Wilton gel colouring - red, orange, yellow, green, blue, purple, pink


1.
Preheat oven to 170 degrees Celsius. Grease all the cake pans available, and line them with parchment paper. Set aside.

2. Sift flour, baking powder, baking soda and salt into a large bowl. Mix well and set aside.

3. Cream softened butter until light and fluffy (using an electric mixer fixed with the paddle attachment, medium-high speed).

4. Add sugar gradually and beat till well combined and fluffy.

5. Reduce mixer speed to medium and add in eggs one at a time until just blended.

6. Reduce mixer speed to low, slowly add the flour mixture in 3 additions, alternating with milk, until just blended.
Add the vanilla extract.
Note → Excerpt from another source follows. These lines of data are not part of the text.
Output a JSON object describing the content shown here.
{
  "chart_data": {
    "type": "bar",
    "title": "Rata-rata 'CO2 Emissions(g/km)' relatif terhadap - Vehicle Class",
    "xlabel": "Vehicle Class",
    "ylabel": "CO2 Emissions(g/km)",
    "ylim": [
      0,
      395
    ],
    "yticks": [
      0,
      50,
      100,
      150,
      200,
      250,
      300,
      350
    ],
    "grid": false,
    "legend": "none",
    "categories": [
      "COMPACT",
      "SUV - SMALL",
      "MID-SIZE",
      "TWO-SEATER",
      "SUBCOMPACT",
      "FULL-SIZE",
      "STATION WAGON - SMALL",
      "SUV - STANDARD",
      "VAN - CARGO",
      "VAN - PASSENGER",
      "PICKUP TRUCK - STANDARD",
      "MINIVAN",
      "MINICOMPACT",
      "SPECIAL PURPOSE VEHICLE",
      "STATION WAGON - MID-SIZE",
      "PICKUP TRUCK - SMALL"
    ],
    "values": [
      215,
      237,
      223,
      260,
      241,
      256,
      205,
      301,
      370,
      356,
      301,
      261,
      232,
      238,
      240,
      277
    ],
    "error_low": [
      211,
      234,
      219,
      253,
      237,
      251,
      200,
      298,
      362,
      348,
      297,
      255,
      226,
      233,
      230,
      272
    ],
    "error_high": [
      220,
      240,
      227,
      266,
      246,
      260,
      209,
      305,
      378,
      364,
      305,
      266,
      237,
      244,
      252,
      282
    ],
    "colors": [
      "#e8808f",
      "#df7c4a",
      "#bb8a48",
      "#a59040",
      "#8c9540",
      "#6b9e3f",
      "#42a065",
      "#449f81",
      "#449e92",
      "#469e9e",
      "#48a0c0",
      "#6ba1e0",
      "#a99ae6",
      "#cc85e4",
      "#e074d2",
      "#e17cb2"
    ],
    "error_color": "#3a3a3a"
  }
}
Stop to scrape down the sides of the bowl with a spatula as necessary.

7. The total weight of the batter is about 2320g. Divide into 7 portions (each about 328g - 330g).

8. Add food colouring to each portion using a toothpick, bit by bit to the desired colour tone.
Mix thoroughly to ensure all the colouring is well blended with the batter.

Rainbow Cake



9. Pour batter into cake pans and smooth the surface. Bake for about 13 to 15 mins.

10. Place the cake pans on a wire rack to cool for 15 mins. Invert the cakes onto the rack and let cool completely. If not frosting immediately, wrap each layer individually with cling wrap. Repeat the baking process till all 7 layers are completed.